Dante is one of those world figures so famous, that
we refer to him only by his first name. When Dante decided to write
The Divine Comedy, his masterpiece, in the language spoken in Florence
rather than in Latin, the literary language of his day, he succeeded
in establishing the local dialect of Tuscany as "official" Italian
for centuries to come. Born in Florence in 1265, he heralds the dawning
of that great rebirth of classical humanism that led to the Renaissance.
Because The Divine Comedy was written as an allegory-that is a literary
work with meanings beyond the literal-it has occasioned more critical
commentary and exegeses than any other book in Western civilization
other than the Bible.
The Divine Comedy (Dante called it the Commedia; the
adjective "Divine" was added by critics in the sixteenth century)

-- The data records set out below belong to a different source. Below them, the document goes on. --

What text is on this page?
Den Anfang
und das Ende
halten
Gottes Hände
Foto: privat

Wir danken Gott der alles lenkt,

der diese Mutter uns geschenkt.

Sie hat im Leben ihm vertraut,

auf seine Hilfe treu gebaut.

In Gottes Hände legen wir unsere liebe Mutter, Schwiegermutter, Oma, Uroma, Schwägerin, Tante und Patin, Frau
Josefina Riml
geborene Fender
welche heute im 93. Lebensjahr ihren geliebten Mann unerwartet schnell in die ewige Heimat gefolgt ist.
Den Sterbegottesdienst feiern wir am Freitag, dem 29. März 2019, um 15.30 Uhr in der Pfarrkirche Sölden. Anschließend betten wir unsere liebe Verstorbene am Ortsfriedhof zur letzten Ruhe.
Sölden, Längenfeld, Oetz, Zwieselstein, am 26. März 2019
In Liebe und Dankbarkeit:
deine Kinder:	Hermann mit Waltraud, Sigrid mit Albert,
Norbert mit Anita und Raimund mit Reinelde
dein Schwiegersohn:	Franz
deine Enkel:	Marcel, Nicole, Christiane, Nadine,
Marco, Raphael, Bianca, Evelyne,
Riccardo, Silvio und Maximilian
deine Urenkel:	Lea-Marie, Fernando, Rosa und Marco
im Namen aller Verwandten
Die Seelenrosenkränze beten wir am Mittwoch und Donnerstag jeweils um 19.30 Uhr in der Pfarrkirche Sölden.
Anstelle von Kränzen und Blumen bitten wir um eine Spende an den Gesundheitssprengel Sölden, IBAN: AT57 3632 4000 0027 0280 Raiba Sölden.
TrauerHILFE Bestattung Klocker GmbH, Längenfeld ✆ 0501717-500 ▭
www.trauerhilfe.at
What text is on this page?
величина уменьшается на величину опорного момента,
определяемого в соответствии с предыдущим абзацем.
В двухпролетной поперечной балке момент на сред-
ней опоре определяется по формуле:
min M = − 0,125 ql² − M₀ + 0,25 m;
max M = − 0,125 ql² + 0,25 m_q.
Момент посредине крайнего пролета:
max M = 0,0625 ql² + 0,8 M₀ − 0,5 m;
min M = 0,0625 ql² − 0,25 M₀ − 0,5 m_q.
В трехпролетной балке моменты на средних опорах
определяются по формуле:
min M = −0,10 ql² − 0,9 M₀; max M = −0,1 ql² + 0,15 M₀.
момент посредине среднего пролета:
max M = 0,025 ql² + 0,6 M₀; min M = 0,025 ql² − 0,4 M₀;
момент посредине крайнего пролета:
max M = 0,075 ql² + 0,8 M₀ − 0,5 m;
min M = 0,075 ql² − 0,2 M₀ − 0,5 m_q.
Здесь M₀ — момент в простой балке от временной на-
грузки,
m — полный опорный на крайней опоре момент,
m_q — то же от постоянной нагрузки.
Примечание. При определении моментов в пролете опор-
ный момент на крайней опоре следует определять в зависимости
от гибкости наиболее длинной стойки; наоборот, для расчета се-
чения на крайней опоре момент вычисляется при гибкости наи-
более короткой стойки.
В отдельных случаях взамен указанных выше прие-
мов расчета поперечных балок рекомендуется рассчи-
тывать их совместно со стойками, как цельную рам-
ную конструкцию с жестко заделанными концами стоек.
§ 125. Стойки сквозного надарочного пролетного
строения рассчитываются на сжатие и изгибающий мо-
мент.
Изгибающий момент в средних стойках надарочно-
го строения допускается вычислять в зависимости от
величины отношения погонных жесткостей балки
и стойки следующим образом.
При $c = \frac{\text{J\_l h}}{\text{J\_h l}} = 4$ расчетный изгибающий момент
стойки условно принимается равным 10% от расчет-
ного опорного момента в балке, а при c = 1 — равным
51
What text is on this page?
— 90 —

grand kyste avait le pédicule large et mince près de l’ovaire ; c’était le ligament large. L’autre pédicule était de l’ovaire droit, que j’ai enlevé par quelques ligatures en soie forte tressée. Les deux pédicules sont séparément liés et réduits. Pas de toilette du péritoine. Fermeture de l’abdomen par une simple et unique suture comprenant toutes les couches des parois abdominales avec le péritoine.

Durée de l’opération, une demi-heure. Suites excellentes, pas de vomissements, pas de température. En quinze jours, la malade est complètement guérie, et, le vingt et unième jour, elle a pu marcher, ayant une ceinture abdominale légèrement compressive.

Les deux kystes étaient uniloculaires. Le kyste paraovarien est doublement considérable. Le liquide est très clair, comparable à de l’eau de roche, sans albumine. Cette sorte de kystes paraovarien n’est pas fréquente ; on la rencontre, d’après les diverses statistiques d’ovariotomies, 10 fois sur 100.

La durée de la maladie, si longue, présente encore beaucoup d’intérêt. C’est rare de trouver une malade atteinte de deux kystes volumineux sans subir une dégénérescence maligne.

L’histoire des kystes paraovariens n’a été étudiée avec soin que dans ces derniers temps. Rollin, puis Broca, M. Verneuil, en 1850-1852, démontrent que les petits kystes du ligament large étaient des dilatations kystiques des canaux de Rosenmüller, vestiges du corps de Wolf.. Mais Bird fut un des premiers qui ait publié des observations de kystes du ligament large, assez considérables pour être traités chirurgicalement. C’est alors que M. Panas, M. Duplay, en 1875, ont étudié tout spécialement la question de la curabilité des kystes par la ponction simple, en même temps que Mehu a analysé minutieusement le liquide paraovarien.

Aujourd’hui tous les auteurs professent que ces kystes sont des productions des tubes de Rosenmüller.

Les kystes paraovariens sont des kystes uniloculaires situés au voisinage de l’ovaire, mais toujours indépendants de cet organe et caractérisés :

is the story of a pilgrim's journey through Hell, Purgatory, and Paradise,
and it is from this monumental work that we get our modern conception
of these otherworldly places. The pilgrim is guided by the great Latin
poet Virgil, whose Aeneid is Dante's literary model for the poem he
is writing. The epic also immortalizes Dante's extraordinary love
for Beatrice, a woman he first met as a child. Dante carried Beatrice
in his soul for his entire life, although both he and she married
others, and she died in 1290, some thirty one years before he did
(in 1321). The story of Dante and Beatrice is told more literally
in La Vita Nuova, a sonnet sequence that was his first important literary
work. In The Divine Comedy, he must traverse the depths of human suffering
and depravity and the middle ground of human desire and indecision
before encountering her again in the bright light of Paradise, the
epitome of human harmony and possibility.